Gynochthodes hollrungiana

Scientific classification
- Kingdom: Plantae
- Clade: Tracheophytes
- Clade: Angiosperms
- Clade: Eudicots
- Clade: Asterids
- Order: Gentianales
- Family: Rubiaceae
- Genus: Gynochthodes
- Species: G. hollrungiana
- Binomial name: Gynochthodes hollrungiana (Valeton) Razafim. & B.Bremer
- Synonyms: Morinda hollrungiana Valeton

= Gynochthodes hollrungiana =

- Genus: Gynochthodes
- Species: hollrungiana
- Authority: (Valeton) Razafim. & B.Bremer
- Synonyms: Morinda hollrungiana Valeton

Species of plant

Gynochthodes hollrungiana is a plant in the family Rubiaceae. Ii is found only in New Guinea.

==Taxonomy==
G. hollrungiana was first described by Theodoric Valeton in 1927 as Morinda hollrungiana. In 2011, based on new molecular studies, the genera, Morinda
and Gynochthodes, were redescribed, which necessitated new combinations and names for species in these genera.
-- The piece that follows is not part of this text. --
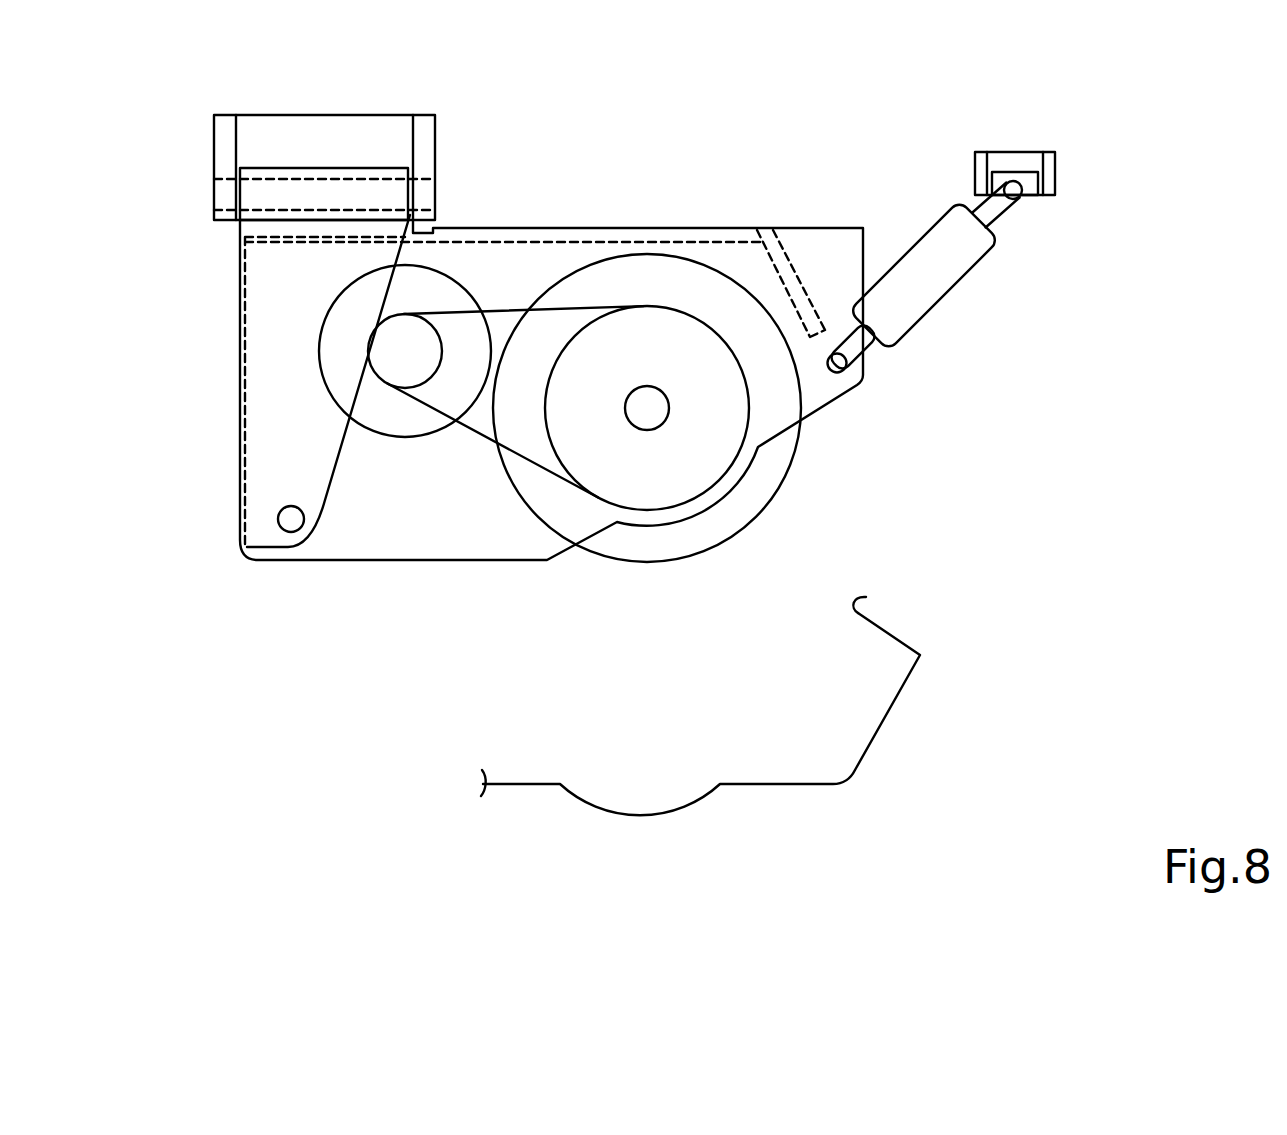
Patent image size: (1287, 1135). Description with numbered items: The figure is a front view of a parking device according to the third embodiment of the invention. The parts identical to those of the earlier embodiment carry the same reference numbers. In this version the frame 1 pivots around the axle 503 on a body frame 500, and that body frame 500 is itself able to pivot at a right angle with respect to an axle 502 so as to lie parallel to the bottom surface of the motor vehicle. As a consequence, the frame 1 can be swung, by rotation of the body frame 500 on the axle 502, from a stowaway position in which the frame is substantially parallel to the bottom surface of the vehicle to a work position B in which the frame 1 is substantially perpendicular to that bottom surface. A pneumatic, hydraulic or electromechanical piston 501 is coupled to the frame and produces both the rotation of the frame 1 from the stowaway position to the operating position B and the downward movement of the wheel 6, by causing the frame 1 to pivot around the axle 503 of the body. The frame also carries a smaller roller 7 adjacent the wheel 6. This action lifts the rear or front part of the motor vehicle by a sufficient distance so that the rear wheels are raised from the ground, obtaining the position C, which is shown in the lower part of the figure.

This resulted in Morinda hollrungiana being assigned to the genus Gynochthodes by Sylvain Razafimandimbison and Birgitta Bremer.

==Etymology==
The species epithet, hollrungiana, honours Max Hollrung, a German botanist who collected in Kaiser Wilhelms Land (New Guinea) and who collected the type specimen of Morinda hollrungiana.